Freemartins: black sheep among the cattle

News Excerpt:
In animal husbandry, cattle born exhibiting characteristics of both sexes are called freemartins.

About Freemartins:

  • Freemartins are sterile female cattle from twinning males and females within the same uterus. 
  • This phenomenon occurs in approximately 90% of such twin pregnancies in cattle. 
    • The key reason is the blood exchange between the male and the female foetuses during gestation.
  • Genetically, freemartinism is attributed to sharing cells carrying the Y chromosome from the male twin with the female twin. 
    • This chromosome triggers the development of male reproductive organs in the male foetus, while the female foetus, affected by male hormones, experiences incomplete development of its reproductive system. 
    • The result is that the freemartin has an underdeveloped or non-functional reproductive tract.

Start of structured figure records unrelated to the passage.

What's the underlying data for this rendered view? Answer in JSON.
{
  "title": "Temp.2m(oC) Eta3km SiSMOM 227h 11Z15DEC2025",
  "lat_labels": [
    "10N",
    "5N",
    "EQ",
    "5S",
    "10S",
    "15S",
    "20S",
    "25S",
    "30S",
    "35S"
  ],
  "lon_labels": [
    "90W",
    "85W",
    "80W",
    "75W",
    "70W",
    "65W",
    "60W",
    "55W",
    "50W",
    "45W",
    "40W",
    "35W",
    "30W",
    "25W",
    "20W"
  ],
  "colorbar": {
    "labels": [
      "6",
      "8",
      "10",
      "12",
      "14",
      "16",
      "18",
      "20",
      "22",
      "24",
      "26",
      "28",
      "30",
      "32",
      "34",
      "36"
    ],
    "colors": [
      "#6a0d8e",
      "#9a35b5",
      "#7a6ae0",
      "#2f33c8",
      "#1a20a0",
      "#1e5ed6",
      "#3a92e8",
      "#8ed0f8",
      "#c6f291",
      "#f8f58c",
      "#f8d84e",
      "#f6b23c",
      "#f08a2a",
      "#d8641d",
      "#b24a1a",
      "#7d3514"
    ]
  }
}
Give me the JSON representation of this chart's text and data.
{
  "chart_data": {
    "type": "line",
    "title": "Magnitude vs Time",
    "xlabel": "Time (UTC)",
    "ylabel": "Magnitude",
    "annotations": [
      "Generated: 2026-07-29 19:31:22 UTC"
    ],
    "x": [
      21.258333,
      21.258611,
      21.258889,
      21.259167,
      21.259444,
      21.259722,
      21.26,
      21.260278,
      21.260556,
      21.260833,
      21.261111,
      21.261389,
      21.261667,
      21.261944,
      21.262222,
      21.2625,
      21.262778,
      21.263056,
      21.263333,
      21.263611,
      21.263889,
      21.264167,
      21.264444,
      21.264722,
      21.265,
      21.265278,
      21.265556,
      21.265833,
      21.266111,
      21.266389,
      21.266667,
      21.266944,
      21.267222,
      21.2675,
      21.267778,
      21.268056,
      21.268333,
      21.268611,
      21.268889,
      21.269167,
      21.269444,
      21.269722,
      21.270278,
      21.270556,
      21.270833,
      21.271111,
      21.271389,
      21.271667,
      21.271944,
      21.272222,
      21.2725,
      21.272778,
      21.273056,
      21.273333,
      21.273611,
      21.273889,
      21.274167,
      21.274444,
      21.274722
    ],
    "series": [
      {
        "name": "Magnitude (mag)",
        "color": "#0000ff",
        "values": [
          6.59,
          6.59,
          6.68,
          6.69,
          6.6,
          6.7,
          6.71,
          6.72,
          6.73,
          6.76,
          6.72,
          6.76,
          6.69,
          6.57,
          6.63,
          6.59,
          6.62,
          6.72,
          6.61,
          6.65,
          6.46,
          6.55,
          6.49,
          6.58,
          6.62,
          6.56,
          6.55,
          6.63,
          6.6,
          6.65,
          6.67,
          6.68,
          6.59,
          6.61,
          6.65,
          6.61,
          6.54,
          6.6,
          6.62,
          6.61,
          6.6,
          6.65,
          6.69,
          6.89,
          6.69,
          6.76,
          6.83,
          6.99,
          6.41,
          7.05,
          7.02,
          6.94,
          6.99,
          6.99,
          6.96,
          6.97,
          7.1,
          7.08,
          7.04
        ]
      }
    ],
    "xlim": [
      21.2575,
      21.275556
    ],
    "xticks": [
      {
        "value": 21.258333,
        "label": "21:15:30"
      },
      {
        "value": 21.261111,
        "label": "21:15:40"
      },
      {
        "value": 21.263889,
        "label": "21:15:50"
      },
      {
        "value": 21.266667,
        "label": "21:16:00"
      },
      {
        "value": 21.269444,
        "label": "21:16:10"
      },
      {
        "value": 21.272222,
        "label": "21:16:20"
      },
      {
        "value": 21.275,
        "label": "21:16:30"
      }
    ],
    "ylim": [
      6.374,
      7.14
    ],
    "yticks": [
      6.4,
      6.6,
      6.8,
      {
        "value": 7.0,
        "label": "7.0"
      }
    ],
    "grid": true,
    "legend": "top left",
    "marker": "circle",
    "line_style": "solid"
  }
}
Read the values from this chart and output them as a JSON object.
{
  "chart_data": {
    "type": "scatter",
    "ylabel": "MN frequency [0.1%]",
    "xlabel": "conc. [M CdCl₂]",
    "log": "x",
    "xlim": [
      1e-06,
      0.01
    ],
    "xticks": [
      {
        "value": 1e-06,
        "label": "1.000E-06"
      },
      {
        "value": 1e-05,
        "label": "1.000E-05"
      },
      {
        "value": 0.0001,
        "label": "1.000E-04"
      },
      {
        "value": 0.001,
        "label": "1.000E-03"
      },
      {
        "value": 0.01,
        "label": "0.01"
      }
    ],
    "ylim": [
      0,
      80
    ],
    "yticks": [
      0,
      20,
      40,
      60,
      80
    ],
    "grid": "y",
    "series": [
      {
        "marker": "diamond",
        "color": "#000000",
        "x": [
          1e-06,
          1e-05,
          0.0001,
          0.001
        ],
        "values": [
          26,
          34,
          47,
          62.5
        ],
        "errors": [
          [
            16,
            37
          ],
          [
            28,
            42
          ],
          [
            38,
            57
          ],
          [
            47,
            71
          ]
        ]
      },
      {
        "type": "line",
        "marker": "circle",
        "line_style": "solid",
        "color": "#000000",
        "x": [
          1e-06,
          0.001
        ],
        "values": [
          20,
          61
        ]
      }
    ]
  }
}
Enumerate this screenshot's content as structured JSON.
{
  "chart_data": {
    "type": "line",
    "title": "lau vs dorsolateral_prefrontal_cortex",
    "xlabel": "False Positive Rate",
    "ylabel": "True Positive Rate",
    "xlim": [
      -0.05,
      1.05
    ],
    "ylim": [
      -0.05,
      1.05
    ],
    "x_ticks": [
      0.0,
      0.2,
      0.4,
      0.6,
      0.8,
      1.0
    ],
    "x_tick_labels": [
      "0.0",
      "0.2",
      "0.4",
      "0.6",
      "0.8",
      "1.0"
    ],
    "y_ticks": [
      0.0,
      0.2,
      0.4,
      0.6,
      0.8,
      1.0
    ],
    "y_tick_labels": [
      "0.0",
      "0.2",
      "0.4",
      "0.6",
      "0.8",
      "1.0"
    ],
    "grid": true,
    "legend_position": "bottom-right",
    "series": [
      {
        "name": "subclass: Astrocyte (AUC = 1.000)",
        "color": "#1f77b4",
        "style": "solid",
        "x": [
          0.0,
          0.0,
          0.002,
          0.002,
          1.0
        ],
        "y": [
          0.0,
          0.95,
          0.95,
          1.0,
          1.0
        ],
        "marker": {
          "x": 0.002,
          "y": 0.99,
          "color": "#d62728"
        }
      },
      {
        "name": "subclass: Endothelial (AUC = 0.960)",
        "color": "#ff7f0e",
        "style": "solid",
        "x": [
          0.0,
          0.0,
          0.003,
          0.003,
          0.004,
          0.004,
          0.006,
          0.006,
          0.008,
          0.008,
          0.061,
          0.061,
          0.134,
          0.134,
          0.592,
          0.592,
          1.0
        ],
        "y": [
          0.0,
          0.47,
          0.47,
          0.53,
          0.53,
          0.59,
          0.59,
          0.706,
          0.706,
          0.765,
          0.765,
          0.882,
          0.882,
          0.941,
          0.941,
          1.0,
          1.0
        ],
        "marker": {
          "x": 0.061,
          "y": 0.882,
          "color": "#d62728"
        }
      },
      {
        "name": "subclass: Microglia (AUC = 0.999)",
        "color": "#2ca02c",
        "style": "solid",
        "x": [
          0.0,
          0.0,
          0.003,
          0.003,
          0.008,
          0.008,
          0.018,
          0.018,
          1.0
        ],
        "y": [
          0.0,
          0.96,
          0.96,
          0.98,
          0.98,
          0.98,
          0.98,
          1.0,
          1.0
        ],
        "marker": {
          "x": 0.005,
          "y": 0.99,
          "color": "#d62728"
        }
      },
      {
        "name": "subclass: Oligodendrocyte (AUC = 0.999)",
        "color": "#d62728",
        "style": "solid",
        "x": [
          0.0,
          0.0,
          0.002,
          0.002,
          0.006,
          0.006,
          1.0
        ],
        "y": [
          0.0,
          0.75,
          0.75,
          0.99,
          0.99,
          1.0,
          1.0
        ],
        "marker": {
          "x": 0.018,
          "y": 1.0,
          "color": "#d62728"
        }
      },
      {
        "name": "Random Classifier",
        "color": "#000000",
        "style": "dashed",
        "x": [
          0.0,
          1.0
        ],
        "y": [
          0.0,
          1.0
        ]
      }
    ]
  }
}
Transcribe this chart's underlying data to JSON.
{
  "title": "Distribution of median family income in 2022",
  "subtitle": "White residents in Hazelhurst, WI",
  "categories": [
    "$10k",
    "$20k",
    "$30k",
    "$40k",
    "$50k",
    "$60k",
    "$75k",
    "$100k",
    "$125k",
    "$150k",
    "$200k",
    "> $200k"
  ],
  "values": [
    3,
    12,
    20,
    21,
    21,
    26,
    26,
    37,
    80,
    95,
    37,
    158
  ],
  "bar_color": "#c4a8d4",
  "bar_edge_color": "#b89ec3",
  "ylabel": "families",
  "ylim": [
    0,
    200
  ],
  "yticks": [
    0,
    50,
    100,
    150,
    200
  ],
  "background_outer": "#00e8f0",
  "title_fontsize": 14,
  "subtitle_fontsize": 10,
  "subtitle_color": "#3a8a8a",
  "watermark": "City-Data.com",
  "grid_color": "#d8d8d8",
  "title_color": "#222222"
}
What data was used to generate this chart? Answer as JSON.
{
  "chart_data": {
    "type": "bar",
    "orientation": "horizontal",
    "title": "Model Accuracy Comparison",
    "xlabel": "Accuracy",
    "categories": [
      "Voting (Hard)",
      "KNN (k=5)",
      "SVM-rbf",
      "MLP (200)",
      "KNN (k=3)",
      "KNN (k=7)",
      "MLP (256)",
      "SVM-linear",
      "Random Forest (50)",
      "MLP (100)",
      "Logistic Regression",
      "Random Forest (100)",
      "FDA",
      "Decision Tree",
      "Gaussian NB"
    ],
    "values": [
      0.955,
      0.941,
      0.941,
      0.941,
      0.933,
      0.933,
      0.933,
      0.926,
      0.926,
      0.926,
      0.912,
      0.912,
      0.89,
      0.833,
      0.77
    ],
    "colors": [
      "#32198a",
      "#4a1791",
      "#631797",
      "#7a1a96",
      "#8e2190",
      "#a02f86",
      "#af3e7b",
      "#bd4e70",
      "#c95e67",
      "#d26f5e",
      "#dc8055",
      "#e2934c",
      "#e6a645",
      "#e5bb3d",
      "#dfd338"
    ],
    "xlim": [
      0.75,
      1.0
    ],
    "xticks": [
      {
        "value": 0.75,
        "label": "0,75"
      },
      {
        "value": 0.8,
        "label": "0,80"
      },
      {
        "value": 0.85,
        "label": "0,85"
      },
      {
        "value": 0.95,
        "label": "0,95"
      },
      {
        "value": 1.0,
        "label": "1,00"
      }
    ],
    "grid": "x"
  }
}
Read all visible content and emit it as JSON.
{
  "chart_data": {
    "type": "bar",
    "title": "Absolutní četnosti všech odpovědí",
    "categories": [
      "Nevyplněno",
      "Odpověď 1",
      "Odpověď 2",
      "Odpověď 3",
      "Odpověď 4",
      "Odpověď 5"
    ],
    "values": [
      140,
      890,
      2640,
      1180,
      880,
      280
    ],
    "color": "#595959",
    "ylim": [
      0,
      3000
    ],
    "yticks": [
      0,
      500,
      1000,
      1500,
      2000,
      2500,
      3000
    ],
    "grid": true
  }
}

  • A joining of the placental membranes occurs at about the fortieth day of pregnancy, and after that, the fluids of the two fetuses are mixed. 
  • This causes the exchange of blood and antigens, carrying characteristics unique to each heifer and bull. 
  • When these antigens mix, they affect each other in a way that causes each to develop with some characteristics of the other sex.
  • Although the male twin, in this case, is only affected by reduced fertility, in over ninety percent of the cases, the female twin is completely infertile.
  • The ovaries of the freemartin do not develop correctly and remain very small. 
  • Also, the ovaries of a freemartin do not produce the hormones necessary to induce the behavioural signs of heat.
  • Freemartinism cannot be prevented; however, it can be diagnosed in several ways, from simple examination of the placental membranes to chromosomal evaluation.